Lakenheath F-15C, D fleet stands down for additional inspections

ROYAL AIR FORCE LAKENHEATH, England — A 493rd Fighter Squadron aircraft and crew taxi to take off. (Department of Defense photo by Air Force Airman 1st Class John Easterling)

ROYAL AIR FORCE LAKENHEATH, England — Liberty's fleet of F-15C and D model aircraft are grounded for additional inspections and possible repair actions. The decision came Nov. 29 and is the result of Gen. John D.W. Corley, U.S. Air Force Air Combat Command commander's recommendation to inspect all F-15 A through D model aircraft for the second time in the month of Novemember.

The recommendation follows findings stemming from the investigation of an F-15C mishap that resulted in the loss of that aircraft Nov. 2.

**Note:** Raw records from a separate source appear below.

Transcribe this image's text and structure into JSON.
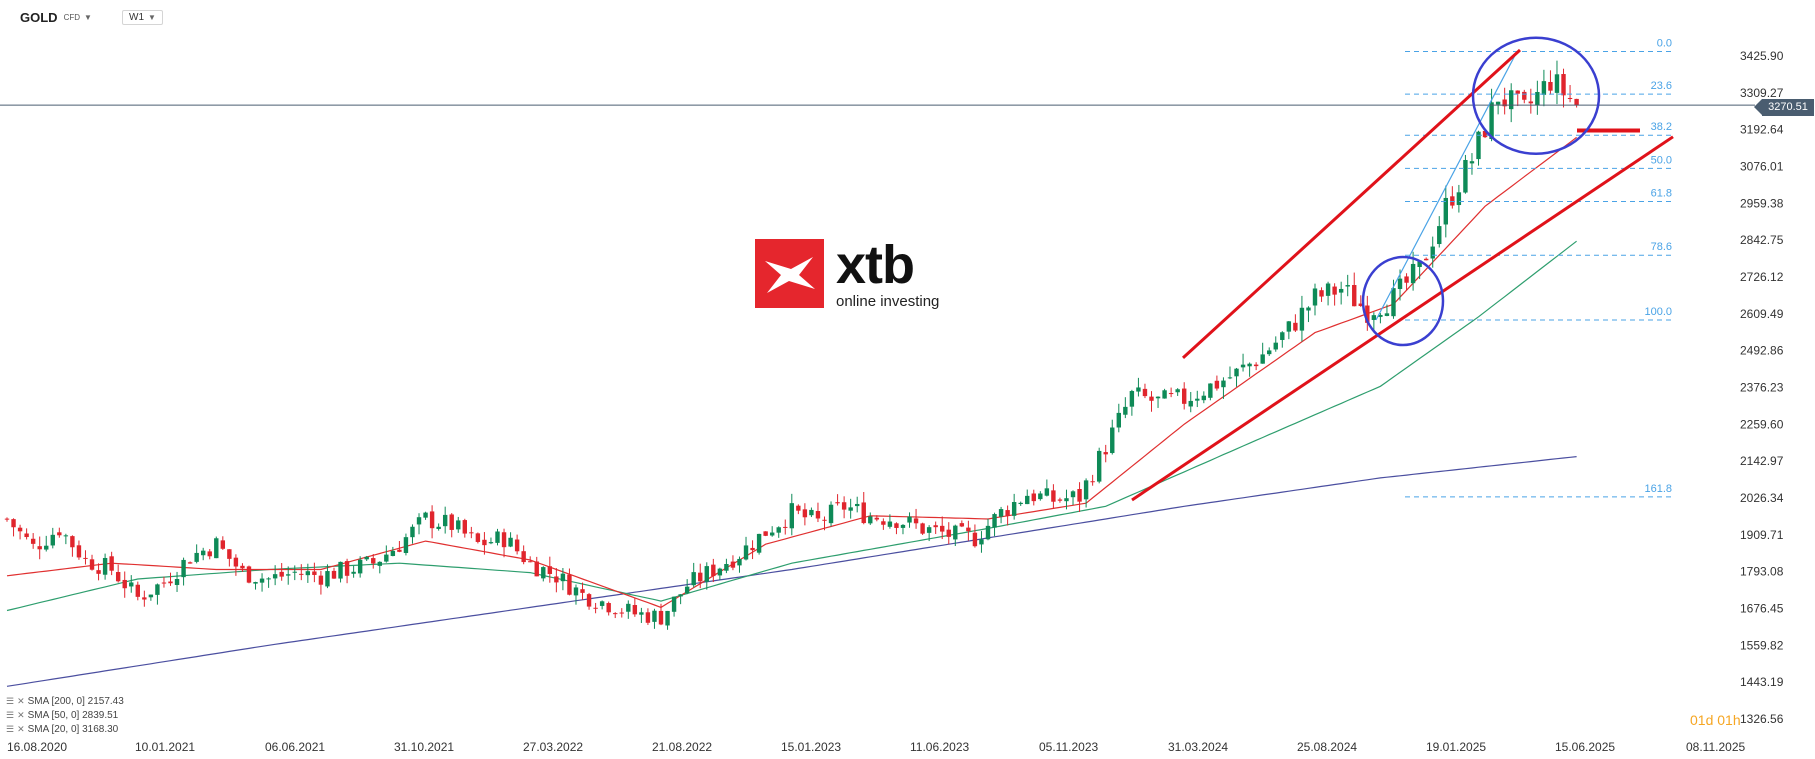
{
  "header": {
    "symbol": "GOLD",
    "symbol_suffix": "CFD",
    "timeframe": "W1"
  },
  "current_price": "3270.51",
  "countdown": "01d 01h",
  "brand": {
    "name": "xtb",
    "tagline": "online investing"
  },
  "indicators": [
    {
      "label": "SMA [200, 0] 2157.43",
      "color": "#4b4fa0"
    },
    {
      "label": "SMA [50, 0] 2839.51",
      "color": "#2e9e6e"
    },
    {
      "label": "SMA [20, 0] 3168.30",
      "color": "#e03030"
    }
  ],
  "colors": {
    "bull": "#0e8a57",
    "bear": "#e0252d",
    "sma20": "#e03030",
    "sma50": "#2e9e6e",
    "sma200": "#4b4fa0",
    "trend": "#e0121a",
    "fib": "#4aa3e6",
    "circle": "#3a3fd0",
    "price_line": "#4a5d70"
  },
  "chart_data": {
    "type": "candlestick",
    "title": "GOLD CFD W1",
    "ylim": [
      1326.56,
      3500
    ],
    "y_ticks": [
      "3425.90",
      "3309.27",
      "3192.64",
      "3076.01",
      "2959.38",
      "2842.75",
      "2726.12",
      "2609.49",
      "2492.86",
      "2376.23",
      "2259.60",
      "2142.97",
      "2026.34",
      "1909.71",
      "1793.08",
      "1676.45",
      "1559.82",
      "1443.19",
      "1326.56"
    ],
    "x_ticks": [
      "16.08.2020",
      "10.01.2021",
      "06.06.2021",
      "31.10.2021",
      "27.03.2022",
      "21.08.2022",
      "15.01.2023",
      "11.06.2023",
      "05.11.2023",
      "31.03.2024",
      "25.08.2024",
      "19.01.2025",
      "15.06.2025",
      "08.11.2025"
    ],
    "price_path": [
      [
        0,
        1960
      ],
      [
        4,
        1870
      ],
      [
        8,
        1930
      ],
      [
        12,
        1830
      ],
      [
        16,
        1800
      ],
      [
        20,
        1710
      ],
      [
        24,
        1760
      ],
      [
        28,
        1840
      ],
      [
        32,
        1880
      ],
      [
        36,
        1790
      ],
      [
        40,
        1770
      ],
      [
        44,
        1790
      ],
      [
        48,
        1780
      ],
      [
        52,
        1800
      ],
      [
        56,
        1820
      ],
      [
        60,
        1880
      ],
      [
        64,
        1960
      ],
      [
        68,
        1940
      ],
      [
        72,
        1880
      ],
      [
        76,
        1900
      ],
      [
        80,
        1820
      ],
      [
        84,
        1780
      ],
      [
        88,
        1720
      ],
      [
        92,
        1690
      ],
      [
        96,
        1660
      ],
      [
        100,
        1650
      ],
      [
        104,
        1750
      ],
      [
        108,
        1800
      ],
      [
        112,
        1850
      ],
      [
        116,
        1920
      ],
      [
        120,
        1980
      ],
      [
        124,
        1950
      ],
      [
        128,
        2000
      ],
      [
        132,
        1970
      ],
      [
        136,
        1960
      ],
      [
        140,
        1930
      ],
      [
        144,
        1910
      ],
      [
        148,
        1900
      ],
      [
        152,
        1980
      ],
      [
        156,
        2040
      ],
      [
        160,
        2020
      ],
      [
        164,
        2030
      ],
      [
        168,
        2190
      ],
      [
        172,
        2350
      ],
      [
        176,
        2330
      ],
      [
        180,
        2340
      ],
      [
        184,
        2380
      ],
      [
        188,
        2420
      ],
      [
        192,
        2480
      ],
      [
        196,
        2560
      ],
      [
        200,
        2660
      ],
      [
        204,
        2690
      ],
      [
        208,
        2620
      ],
      [
        212,
        2660
      ],
      [
        216,
        2750
      ],
      [
        220,
        2950
      ],
      [
        224,
        3100
      ],
      [
        228,
        3300
      ],
      [
        232,
        3250
      ],
      [
        236,
        3350
      ],
      [
        240,
        3270.51
      ]
    ],
    "sma_200": [
      [
        0,
        1430
      ],
      [
        40,
        1560
      ],
      [
        80,
        1680
      ],
      [
        120,
        1800
      ],
      [
        150,
        1900
      ],
      [
        180,
        2000
      ],
      [
        210,
        2090
      ],
      [
        240,
        2157.43
      ]
    ],
    "sma_50": [
      [
        0,
        1670
      ],
      [
        20,
        1770
      ],
      [
        40,
        1800
      ],
      [
        60,
        1820
      ],
      [
        80,
        1790
      ],
      [
        100,
        1700
      ],
      [
        120,
        1820
      ],
      [
        150,
        1930
      ],
      [
        168,
        2000
      ],
      [
        190,
        2200
      ],
      [
        210,
        2380
      ],
      [
        225,
        2600
      ],
      [
        240,
        2839.51
      ]
    ],
    "sma_20": [
      [
        0,
        1780
      ],
      [
        16,
        1820
      ],
      [
        32,
        1800
      ],
      [
        48,
        1800
      ],
      [
        64,
        1890
      ],
      [
        80,
        1830
      ],
      [
        100,
        1680
      ],
      [
        116,
        1880
      ],
      [
        132,
        1970
      ],
      [
        150,
        1960
      ],
      [
        165,
        2010
      ],
      [
        180,
        2260
      ],
      [
        200,
        2550
      ],
      [
        212,
        2640
      ],
      [
        226,
        2950
      ],
      [
        240,
        3168.3
      ]
    ],
    "fibonacci": {
      "levels": [
        "0.0",
        "23.6",
        "38.2",
        "50.0",
        "61.8",
        "78.6",
        "100.0",
        "161.8"
      ],
      "prices": [
        3440,
        3305,
        3175,
        3070,
        2965,
        2795,
        2590,
        2030
      ]
    },
    "trendlines": [
      {
        "from": [
          168,
          2020
        ],
        "to": [
          248,
          3170
        ]
      },
      {
        "from": [
          172,
          2470
        ],
        "to": [
          232,
          3440
        ]
      }
    ],
    "support_marker": 3190
  }
}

The new findings from the Accident Investigation Board indicate possible fleet-wide airworthiness problems with F-15A/B/C and D aircraft. These findings, based on a metallurgical analysis of the mishap aircraft, have drawn attention to the F-15's upper longerons near the canopy of the aircraft that appear to have cracked and failed. The longerons are major structural components that run along the length and side of the aircraft.

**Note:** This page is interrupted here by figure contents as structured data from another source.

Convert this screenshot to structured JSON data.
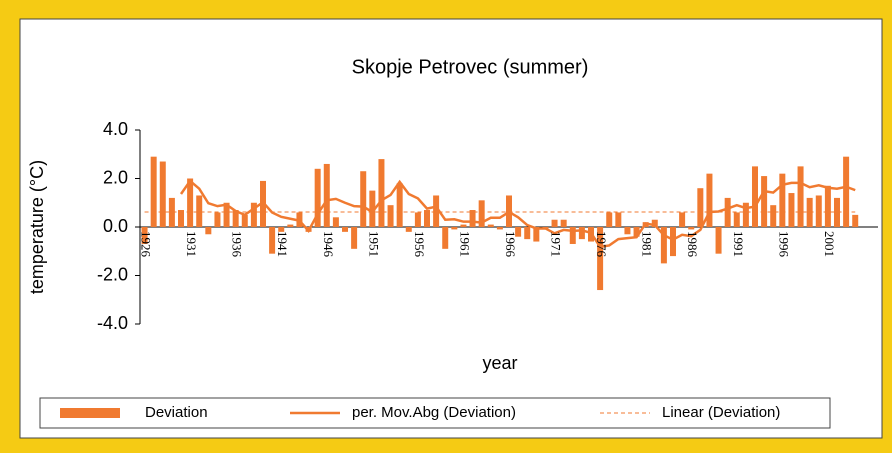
{
  "chart_data": {
    "type": "bar",
    "title": "Skopje Petrovec (summer)",
    "x_label": "year",
    "y_label": "temperature (°C)",
    "categories": [
      "1926",
      null,
      null,
      null,
      null,
      "1931",
      null,
      null,
      null,
      null,
      "1936",
      null,
      null,
      null,
      null,
      "1941",
      null,
      null,
      null,
      null,
      "1946",
      null,
      null,
      null,
      null,
      "1951",
      null,
      null,
      null,
      null,
      "1956",
      null,
      null,
      null,
      null,
      "1961",
      null,
      null,
      null,
      null,
      "1966",
      null,
      null,
      null,
      null,
      "1971",
      null,
      null,
      null,
      null,
      "1976",
      null,
      null,
      null,
      null,
      "1981",
      null,
      null,
      null,
      null,
      "1986",
      null,
      null,
      null,
      null,
      "1991",
      null,
      null,
      null,
      null,
      "1996",
      null,
      null,
      null,
      null,
      "2001",
      null,
      null,
      null
    ],
    "series": [
      {
        "name": "Deviation",
        "color": "#f07a30",
        "values": [
          -0.7,
          2.9,
          2.7,
          1.2,
          0.7,
          2.0,
          1.3,
          -0.3,
          0.6,
          1.0,
          0.7,
          0.5,
          1.0,
          1.9,
          -1.1,
          -0.2,
          0.1,
          0.6,
          -0.2,
          2.4,
          2.6,
          0.4,
          -0.2,
          -0.9,
          2.3,
          1.5,
          2.8,
          0.9,
          1.8,
          -0.2,
          0.6,
          0.7,
          1.3,
          -0.9,
          -0.1,
          0.1,
          0.7,
          1.1,
          0.1,
          -0.1,
          1.3,
          -0.4,
          -0.5,
          -0.6,
          -0.1,
          0.3,
          0.3,
          -0.7,
          -0.5,
          -0.6,
          -2.6,
          0.6,
          0.6,
          -0.3,
          -0.4,
          0.2,
          0.3,
          -1.5,
          -1.2,
          0.6,
          -0.1,
          1.6,
          2.2,
          -1.1,
          1.2,
          0.6,
          1.0,
          2.5,
          2.1,
          0.9,
          2.2,
          1.4,
          2.5,
          1.2,
          1.3,
          1.7,
          1.2,
          2.9,
          0.5
        ]
      },
      {
        "name": "per. Mov.Abg (Deviation)",
        "color": "#f07a30",
        "values": [
          null,
          null,
          null,
          null,
          1.36,
          1.9,
          1.58,
          0.98,
          0.86,
          0.92,
          0.66,
          0.5,
          0.76,
          1.02,
          0.6,
          0.42,
          0.34,
          0.26,
          -0.16,
          0.54,
          1.1,
          1.16,
          1.0,
          0.86,
          0.84,
          0.62,
          1.1,
          1.32,
          1.86,
          1.36,
          1.18,
          0.76,
          0.84,
          0.3,
          0.32,
          0.22,
          0.22,
          0.18,
          0.38,
          0.38,
          0.62,
          0.4,
          0.08,
          -0.06,
          -0.06,
          -0.26,
          -0.12,
          -0.16,
          -0.14,
          -0.24,
          -0.82,
          -0.76,
          -0.5,
          -0.46,
          -0.42,
          0.14,
          0.08,
          -0.34,
          -0.52,
          -0.32,
          -0.38,
          -0.12,
          0.62,
          0.64,
          0.76,
          0.9,
          0.78,
          0.84,
          1.48,
          1.42,
          1.74,
          1.82,
          1.82,
          1.64,
          1.72,
          1.62,
          1.58,
          1.66,
          1.52
        ]
      },
      {
        "name": "Linear (Deviation)",
        "color": "#f07a30",
        "dashed": true,
        "trend": [
          0.62,
          0.62
        ]
      }
    ],
    "ylim": [
      -4,
      4
    ],
    "yticks": [
      {
        "value": 4,
        "label": "4.0"
      },
      {
        "value": 2,
        "label": "2.0"
      },
      {
        "value": 0,
        "label": "0.0"
      },
      {
        "value": -2,
        "label": "-2.0"
      },
      {
        "value": -4,
        "label": "-4.0"
      }
    ],
    "legend": "bottom"
  }
}
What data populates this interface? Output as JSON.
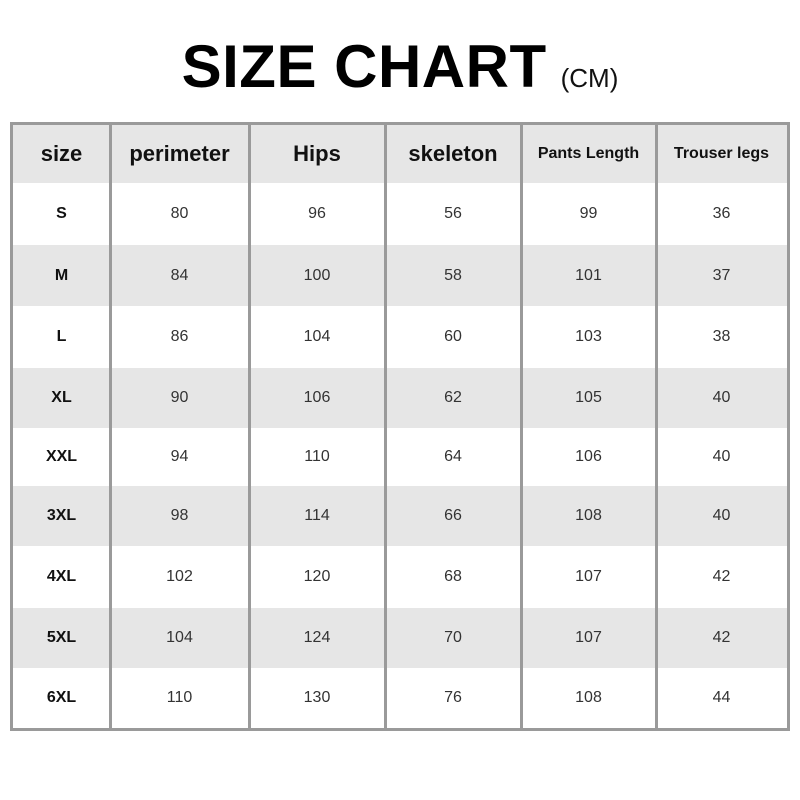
{
  "title": {
    "main": "SIZE CHART",
    "unit": "(CM)"
  },
  "table": {
    "headers": [
      "size",
      "perimeter",
      "Hips",
      "skeleton",
      "Pants Length",
      "Trouser legs"
    ],
    "rows": [
      [
        "S",
        "80",
        "96",
        "56",
        "99",
        "36"
      ],
      [
        "M",
        "84",
        "100",
        "58",
        "101",
        "37"
      ],
      [
        "L",
        "86",
        "104",
        "60",
        "103",
        "38"
      ],
      [
        "XL",
        "90",
        "106",
        "62",
        "105",
        "40"
      ],
      [
        "XXL",
        "94",
        "110",
        "64",
        "106",
        "40"
      ],
      [
        "3XL",
        "98",
        "114",
        "66",
        "108",
        "40"
      ],
      [
        "4XL",
        "102",
        "120",
        "68",
        "107",
        "42"
      ],
      [
        "5XL",
        "104",
        "124",
        "70",
        "107",
        "42"
      ],
      [
        "6XL",
        "110",
        "130",
        "76",
        "108",
        "44"
      ]
    ]
  },
  "colors": {
    "border": "#9a9a9a",
    "shade": "#e6e6e6",
    "text": "#333333"
  }
}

Although the longeron area was covered in general by previous inspections as a result of the Nov. 2 mishap, technical experts with the Warner Robins Air Logistics Center in Georgia, are recommending a specific inspection technique for the suspect area based on the Nov. 27 findings.

Manufacturer simulations have indicated a catastrophic failure could result in this particular area. In addition, cracks were discovered along the same longeron area during two recent inspections of F-15C aircraft. These aircraft were immediately grounded based upon the inspection findings and are awaiting further engineering instructions.

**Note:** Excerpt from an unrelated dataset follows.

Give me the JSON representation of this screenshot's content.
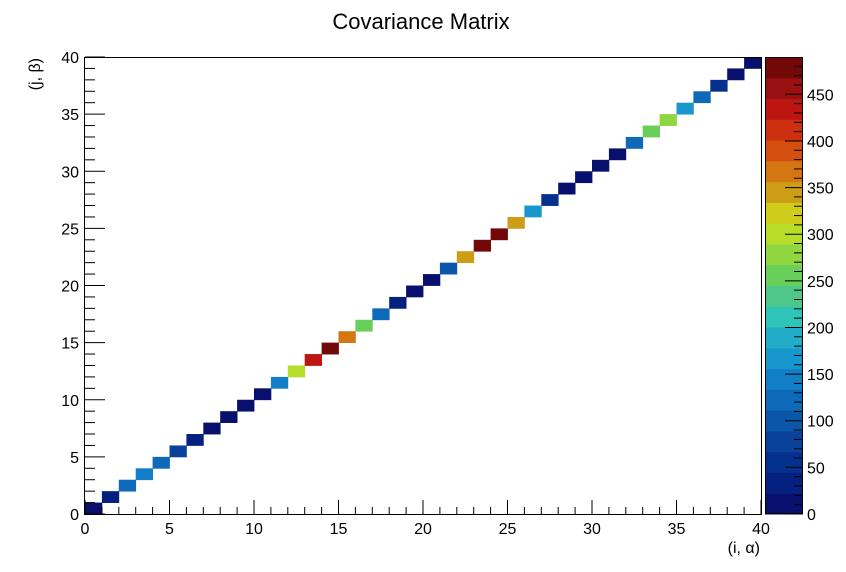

Based on the most recent data, ACC believes it is necessary to stand-down the F-15 A through D aircraft until such time each aircraft can receive a more detailed and tailored inspection of the upper longerons in the focus area.

Air Combat Command continues to work with the Air National Guard, the Air Force Reserve and sister major commands in Europe and the Pacific, as well as joint and coalition partners, to ensure mission coverage.

The stand-down does not affect the F-15E. The duration of the stand-down is pending the completion of required inspections and any necessary repair actions.